Telusur.co.id - Penulis: Moh Jadil Maula Bik, Mahasiswa Ilmu Administrasi Fiskal, Universitas Indonesia.
Isu cukai menjadi salah satu isu yang menjadi perbincangan hangat oleh khalayak umum akhir-akhir ini. Hal tersebut tidak terlepas dari rencana pemerintah untuk mengenakan cukai pada minuman berpemanis dalam kemasan yang rencananya berlaku pada tahun 2025. Lantas, apa alasan dan tujuan pemerintah mengenakan cukai pada produk tersebut?
Urgensi Pengenaan Cukai Pada Minuman Berpemanis Dalam Kemasan
Minuman berpemanis atau yang dikenal dengan sugar-sweetened beverages (SSBs) menjadi salah satu produk minuman yang populer di kalangan masyarakat. Merujuk data dari Survei Sosial Ekonomi Nasional (SUSENAS), dalam jangka waktu dua periode (1996-2014), telah terjadi peningkatan konsumsi minuman berpemanis yang dilakukan oleh masyarakat sebesar 1587,5%. Tentu tingginya angka tersebut akan berkorelasi positif dengan peningkatan konsumsi gula pada masyarakat mengingat minuman berpemanis merupakan jenis minuman yang memiliki kandungan gula tinggi namun memiliki zat gizi yang rendah. Hal tersebut didasari oleh data Badan Pusat Statistik (BPS) pada tahun 2021 yang menunjukkan bahwa konsumsi gula putih per kapita harian masyarakat Indonesia mencapai 160 gram. Angka tersebut melewati batas anjuran konsumsi gula yang telah ditetapkan oleh Kementerian Kesehatan (Kemenkes) dan Organisasi Kesehatan Dunia atau WHO. Tingginya konsumsi gula tersebut juga memiliki korelasi positif dengan peningkatan kasus penyakit tidak menular (PTM) di antaranya yakni obesitas, diabetes, dan penyakit kardiovaskular (stroke serta penyakit pada jantung dan pembuluh darah). Melansir data dari WHO, pada tahun 2018, penyakit tidak menular (PTM) menyumbang sebesar 73% penyebab kematian di Indonesia Oleh karena itu, guna mengatasi dan memerangi dampak negatif dari konsumsi minuman berpemanis secara berlebih maka diperlukan kehadiran dan peran dari pemerintah sebagai pemangku kebijakan. Kehadiran pemerintah dalam mengatur konsumsi serta peredaran dari produk minuman berpemanis tersebut diwujudkan dalam rencana penerapan cukai pada minuman berpemanis pada tahun 2025.

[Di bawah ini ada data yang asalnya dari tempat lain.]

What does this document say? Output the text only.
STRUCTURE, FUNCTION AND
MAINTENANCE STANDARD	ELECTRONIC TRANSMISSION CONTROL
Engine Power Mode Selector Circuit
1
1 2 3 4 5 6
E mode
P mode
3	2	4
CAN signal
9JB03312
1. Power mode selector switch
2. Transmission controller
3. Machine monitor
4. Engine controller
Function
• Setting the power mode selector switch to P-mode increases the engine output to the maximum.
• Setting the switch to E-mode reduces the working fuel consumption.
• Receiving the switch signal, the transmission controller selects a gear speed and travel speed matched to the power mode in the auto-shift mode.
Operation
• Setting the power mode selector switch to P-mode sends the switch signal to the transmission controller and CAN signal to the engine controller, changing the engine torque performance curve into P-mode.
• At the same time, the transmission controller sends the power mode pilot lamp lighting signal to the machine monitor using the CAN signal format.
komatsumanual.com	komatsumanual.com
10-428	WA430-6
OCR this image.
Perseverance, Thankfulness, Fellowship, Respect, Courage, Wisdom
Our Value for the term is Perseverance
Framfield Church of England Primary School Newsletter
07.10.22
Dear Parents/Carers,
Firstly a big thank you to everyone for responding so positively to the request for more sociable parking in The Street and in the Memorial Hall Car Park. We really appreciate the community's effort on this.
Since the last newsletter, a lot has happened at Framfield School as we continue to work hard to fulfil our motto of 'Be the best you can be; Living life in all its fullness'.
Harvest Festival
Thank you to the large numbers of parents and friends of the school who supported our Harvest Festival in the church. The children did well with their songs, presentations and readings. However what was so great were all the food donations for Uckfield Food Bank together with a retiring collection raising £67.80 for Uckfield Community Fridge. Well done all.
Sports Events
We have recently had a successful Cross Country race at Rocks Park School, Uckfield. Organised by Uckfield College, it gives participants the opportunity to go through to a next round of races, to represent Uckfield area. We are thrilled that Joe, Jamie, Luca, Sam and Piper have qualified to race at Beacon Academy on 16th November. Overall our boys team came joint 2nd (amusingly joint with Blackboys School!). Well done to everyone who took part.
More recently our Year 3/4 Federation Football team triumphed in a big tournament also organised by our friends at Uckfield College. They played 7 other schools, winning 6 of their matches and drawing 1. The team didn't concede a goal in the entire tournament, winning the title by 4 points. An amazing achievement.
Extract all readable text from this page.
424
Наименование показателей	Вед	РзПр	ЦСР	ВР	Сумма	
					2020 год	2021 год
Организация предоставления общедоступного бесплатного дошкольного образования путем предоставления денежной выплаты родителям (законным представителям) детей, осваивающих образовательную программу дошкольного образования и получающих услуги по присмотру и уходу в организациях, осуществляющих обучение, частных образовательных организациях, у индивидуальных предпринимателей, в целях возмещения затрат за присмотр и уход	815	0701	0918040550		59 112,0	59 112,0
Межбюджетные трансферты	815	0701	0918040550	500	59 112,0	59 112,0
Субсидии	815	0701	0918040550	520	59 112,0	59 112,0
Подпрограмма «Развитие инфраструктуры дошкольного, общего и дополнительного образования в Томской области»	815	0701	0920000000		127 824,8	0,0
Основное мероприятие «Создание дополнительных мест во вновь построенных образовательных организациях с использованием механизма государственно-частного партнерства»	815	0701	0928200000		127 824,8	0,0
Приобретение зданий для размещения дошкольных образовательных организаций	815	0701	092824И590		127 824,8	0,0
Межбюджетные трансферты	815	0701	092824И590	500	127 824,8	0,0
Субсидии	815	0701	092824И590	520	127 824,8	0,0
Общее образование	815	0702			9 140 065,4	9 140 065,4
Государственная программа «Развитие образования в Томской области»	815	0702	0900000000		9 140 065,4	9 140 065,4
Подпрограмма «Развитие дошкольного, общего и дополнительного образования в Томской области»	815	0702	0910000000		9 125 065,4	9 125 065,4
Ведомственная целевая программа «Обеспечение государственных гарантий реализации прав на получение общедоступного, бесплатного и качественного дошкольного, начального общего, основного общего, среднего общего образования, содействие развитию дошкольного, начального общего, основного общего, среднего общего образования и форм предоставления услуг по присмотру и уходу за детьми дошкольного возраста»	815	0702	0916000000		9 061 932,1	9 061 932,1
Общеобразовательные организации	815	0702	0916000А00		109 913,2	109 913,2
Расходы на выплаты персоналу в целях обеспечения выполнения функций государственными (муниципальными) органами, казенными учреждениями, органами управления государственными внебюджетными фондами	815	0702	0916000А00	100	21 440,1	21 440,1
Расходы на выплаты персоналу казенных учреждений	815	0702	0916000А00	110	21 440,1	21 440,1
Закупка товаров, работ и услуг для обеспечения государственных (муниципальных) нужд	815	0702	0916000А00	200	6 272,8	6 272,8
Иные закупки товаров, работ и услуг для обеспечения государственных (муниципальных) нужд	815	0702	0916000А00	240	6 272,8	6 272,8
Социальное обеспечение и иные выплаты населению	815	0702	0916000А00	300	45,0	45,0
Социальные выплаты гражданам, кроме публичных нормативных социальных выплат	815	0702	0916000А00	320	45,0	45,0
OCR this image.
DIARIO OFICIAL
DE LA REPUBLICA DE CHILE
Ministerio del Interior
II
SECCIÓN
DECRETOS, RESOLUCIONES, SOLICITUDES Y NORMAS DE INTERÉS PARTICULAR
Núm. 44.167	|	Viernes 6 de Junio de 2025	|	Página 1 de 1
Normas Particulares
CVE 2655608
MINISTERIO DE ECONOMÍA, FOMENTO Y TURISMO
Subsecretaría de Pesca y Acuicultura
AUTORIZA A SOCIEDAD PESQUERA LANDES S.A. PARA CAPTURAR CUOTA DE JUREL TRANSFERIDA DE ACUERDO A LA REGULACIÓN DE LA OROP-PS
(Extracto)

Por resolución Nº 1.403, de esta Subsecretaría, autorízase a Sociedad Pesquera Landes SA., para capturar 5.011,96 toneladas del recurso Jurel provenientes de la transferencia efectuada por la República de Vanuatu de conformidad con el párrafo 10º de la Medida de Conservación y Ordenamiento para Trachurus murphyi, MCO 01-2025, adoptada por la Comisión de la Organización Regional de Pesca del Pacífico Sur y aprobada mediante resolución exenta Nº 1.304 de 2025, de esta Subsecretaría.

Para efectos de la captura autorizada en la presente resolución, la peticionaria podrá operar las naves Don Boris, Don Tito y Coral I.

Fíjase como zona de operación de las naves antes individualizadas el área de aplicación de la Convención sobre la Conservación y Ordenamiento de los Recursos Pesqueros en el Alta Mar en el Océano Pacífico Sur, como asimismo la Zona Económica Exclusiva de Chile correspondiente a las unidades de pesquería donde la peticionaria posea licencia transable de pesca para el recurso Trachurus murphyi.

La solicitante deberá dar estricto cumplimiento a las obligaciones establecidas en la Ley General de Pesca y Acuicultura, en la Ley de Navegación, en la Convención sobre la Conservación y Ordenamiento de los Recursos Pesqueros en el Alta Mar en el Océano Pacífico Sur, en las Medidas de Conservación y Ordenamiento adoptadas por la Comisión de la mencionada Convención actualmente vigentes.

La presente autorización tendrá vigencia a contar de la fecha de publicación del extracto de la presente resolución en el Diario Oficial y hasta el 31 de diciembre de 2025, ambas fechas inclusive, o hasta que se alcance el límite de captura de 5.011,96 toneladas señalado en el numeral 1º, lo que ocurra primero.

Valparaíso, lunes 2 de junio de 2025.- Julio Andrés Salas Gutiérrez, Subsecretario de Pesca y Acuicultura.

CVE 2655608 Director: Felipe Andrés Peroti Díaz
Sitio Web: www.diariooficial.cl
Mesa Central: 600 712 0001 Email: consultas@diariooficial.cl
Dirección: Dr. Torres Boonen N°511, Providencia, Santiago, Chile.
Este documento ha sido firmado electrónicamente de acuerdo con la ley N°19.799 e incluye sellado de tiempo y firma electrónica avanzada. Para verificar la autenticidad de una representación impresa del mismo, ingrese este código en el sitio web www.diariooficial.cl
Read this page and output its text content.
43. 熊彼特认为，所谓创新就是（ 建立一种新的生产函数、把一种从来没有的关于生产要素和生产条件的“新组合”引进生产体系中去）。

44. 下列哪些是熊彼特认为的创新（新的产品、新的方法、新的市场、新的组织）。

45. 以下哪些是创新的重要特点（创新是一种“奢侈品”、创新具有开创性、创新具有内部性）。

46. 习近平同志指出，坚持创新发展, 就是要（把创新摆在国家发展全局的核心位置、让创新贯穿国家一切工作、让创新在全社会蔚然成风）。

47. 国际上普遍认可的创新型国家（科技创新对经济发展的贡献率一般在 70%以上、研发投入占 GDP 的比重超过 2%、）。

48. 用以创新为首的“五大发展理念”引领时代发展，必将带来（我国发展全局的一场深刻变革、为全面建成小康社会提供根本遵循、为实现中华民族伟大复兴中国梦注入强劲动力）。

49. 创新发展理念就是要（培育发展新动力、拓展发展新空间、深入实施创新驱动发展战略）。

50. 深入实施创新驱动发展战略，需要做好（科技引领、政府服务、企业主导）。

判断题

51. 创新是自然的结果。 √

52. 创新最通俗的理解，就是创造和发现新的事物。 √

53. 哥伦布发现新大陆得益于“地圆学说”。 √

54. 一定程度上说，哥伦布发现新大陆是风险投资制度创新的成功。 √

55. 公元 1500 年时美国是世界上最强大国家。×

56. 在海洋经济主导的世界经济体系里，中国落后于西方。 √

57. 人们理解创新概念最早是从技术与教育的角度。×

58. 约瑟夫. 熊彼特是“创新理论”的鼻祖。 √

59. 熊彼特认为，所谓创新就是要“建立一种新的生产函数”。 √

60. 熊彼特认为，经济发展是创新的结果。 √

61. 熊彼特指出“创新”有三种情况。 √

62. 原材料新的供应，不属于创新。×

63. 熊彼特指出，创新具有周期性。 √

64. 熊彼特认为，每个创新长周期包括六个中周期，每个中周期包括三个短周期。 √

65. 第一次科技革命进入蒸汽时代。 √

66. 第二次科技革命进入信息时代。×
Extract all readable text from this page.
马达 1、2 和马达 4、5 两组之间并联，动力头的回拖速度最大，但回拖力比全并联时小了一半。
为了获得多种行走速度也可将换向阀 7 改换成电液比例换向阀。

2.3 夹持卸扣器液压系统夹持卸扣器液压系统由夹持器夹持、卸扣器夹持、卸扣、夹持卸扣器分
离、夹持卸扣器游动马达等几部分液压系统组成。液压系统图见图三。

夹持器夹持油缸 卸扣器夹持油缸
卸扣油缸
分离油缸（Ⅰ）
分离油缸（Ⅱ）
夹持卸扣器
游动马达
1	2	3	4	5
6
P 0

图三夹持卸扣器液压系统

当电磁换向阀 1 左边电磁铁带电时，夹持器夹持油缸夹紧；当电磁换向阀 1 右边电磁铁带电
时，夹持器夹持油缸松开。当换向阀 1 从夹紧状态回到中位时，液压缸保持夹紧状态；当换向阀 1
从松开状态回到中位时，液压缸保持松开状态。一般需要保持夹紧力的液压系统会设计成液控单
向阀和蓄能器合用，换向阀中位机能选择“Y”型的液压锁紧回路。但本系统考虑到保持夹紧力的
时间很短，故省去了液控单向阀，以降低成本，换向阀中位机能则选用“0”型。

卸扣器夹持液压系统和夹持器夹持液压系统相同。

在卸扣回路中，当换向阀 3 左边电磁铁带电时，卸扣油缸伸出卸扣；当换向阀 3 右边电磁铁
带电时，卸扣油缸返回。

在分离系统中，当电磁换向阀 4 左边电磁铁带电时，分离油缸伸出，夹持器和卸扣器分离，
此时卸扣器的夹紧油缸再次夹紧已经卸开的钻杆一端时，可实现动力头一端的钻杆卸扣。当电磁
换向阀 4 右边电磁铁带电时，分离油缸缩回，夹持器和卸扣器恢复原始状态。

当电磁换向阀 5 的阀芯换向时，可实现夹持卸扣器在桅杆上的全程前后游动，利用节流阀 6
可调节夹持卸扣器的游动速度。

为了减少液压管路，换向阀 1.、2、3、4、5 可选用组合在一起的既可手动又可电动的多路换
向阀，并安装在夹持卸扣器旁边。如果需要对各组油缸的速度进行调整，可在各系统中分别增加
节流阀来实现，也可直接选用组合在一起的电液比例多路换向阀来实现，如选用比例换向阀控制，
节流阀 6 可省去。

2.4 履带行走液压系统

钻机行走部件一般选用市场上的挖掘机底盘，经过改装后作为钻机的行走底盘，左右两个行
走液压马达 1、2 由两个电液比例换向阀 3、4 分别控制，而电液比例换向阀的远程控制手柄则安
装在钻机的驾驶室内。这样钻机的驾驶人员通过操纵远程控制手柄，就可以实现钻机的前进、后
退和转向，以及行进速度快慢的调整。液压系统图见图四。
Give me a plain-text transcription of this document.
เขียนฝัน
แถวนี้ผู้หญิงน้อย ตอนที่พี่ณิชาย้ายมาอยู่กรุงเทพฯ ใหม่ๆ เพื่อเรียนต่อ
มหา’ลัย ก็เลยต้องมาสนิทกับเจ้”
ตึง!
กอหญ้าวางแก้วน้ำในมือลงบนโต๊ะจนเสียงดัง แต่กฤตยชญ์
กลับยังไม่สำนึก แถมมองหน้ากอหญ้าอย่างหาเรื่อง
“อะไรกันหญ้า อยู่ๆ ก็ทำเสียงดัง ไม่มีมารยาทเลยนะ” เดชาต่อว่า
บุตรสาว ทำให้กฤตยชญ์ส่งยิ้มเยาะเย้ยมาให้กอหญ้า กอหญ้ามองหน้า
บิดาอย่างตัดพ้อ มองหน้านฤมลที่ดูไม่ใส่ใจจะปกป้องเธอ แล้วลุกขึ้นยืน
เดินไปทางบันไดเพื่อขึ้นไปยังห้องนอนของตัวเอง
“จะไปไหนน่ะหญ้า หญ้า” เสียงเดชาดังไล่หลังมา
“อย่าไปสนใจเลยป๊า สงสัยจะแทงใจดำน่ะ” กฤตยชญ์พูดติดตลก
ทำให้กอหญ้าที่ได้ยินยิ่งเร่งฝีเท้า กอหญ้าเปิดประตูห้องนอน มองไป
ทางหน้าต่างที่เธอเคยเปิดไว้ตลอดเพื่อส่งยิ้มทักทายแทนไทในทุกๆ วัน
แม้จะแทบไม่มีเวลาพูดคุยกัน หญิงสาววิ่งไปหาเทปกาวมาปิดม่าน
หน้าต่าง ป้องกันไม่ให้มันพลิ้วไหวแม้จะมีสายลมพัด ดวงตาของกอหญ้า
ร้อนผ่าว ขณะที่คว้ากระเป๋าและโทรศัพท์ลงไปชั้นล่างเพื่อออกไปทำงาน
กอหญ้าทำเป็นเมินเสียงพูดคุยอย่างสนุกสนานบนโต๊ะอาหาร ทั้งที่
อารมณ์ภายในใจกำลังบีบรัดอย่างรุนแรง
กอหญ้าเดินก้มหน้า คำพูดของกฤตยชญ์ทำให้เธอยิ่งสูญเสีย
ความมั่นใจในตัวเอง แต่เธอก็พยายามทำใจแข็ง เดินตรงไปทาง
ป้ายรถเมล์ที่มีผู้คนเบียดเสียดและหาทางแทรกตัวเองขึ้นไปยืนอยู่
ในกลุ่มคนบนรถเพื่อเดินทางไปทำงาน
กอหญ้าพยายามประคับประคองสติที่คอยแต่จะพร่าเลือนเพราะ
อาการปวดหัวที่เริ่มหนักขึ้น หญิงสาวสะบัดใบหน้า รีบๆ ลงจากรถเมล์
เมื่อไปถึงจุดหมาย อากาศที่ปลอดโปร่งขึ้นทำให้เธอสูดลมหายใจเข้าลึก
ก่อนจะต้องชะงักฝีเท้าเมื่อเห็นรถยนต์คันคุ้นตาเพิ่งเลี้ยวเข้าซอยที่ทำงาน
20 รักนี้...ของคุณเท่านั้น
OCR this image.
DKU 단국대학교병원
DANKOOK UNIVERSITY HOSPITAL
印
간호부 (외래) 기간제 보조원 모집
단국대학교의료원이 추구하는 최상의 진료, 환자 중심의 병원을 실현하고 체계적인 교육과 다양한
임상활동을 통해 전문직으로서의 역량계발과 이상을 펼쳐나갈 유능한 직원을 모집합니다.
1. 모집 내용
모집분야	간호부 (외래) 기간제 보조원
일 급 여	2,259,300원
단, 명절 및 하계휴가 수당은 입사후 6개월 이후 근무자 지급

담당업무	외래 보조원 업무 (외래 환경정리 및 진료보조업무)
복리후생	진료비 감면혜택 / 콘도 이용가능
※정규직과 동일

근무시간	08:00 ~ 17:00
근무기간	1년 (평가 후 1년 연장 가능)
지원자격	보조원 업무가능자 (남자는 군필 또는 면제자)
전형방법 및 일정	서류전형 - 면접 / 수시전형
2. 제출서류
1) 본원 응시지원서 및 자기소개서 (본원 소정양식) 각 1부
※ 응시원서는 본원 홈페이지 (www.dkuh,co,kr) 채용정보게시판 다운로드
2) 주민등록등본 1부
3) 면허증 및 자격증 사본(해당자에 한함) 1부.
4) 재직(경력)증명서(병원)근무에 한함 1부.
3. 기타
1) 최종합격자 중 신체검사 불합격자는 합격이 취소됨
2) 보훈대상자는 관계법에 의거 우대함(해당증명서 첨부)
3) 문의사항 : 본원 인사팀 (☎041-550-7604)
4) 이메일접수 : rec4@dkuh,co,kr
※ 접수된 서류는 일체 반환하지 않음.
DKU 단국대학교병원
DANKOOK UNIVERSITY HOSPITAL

Cukai Minuman Berpemanis dalam Kemasan
Cnossen (2005) mengartikan cukai sebagai pajak/pungutan yang dikenakan terhadap barang-barang tertentu di mana barang tersebut memiliki beberapa karakteristik, di antaranya yakni selectivity on coverage (pengenaannya tidak berlaku terhadap semua barang dan jasa), discrimination in intent (adanya pendiskriminasian dengan tujuan spesifik), serta quantitative measurement (adanya pengawasan fisik atau pengukuran oleh otoritas cukai guna memastikan telah ditaatinya kewajiban cukai). Sedangkan, apabila kita merujuk pengertian dan karakteristik cukai menurut ketentuan perundang-undangan di Indonesia, yakni pada Pasal 1 dan 2 Undang-Undang Nomor 39 Tahun 2007 Tentang Cukai, cukai diartikan sebagai pungutan negara yang dikenakan terhadap barang-barang tertentu yang mempunyai sifat atau karakteristik yang ditetapkan dalam Undang-Undang Cukai. Sifat atau karakteristik tersebut di antaranya yakni perlunya pengendalian konsumsi barang terkait; perlunya pengawasan dalam peredaran barang terkait; dimungkinkannya dampak negatif bagi masyarakat atau lingkungan hidup atas pemakaiannya; atau pemakaiannya perlu pembebanan pungutan negara demi keadilan dan keseimbangan, dikenai cukai berdasarkan Undang-Undang Cukai. Berdasarkan karakteristik yang telah disebutkan serta mempertimbangkan sejumlah fakta yang ada saat ini, pemerintah kemudian berencana untuk mengkategorikan minuman berpemanis dalam kemasan (MBDK) sebagai barang yang dikenakan cukai di mana pengenaan cukai atas MBDK ini selaras dengan teori Pigouvian tax, yakni pungutan yang dikenakan atas aktivitas yang memiliki eksternalitas negatif.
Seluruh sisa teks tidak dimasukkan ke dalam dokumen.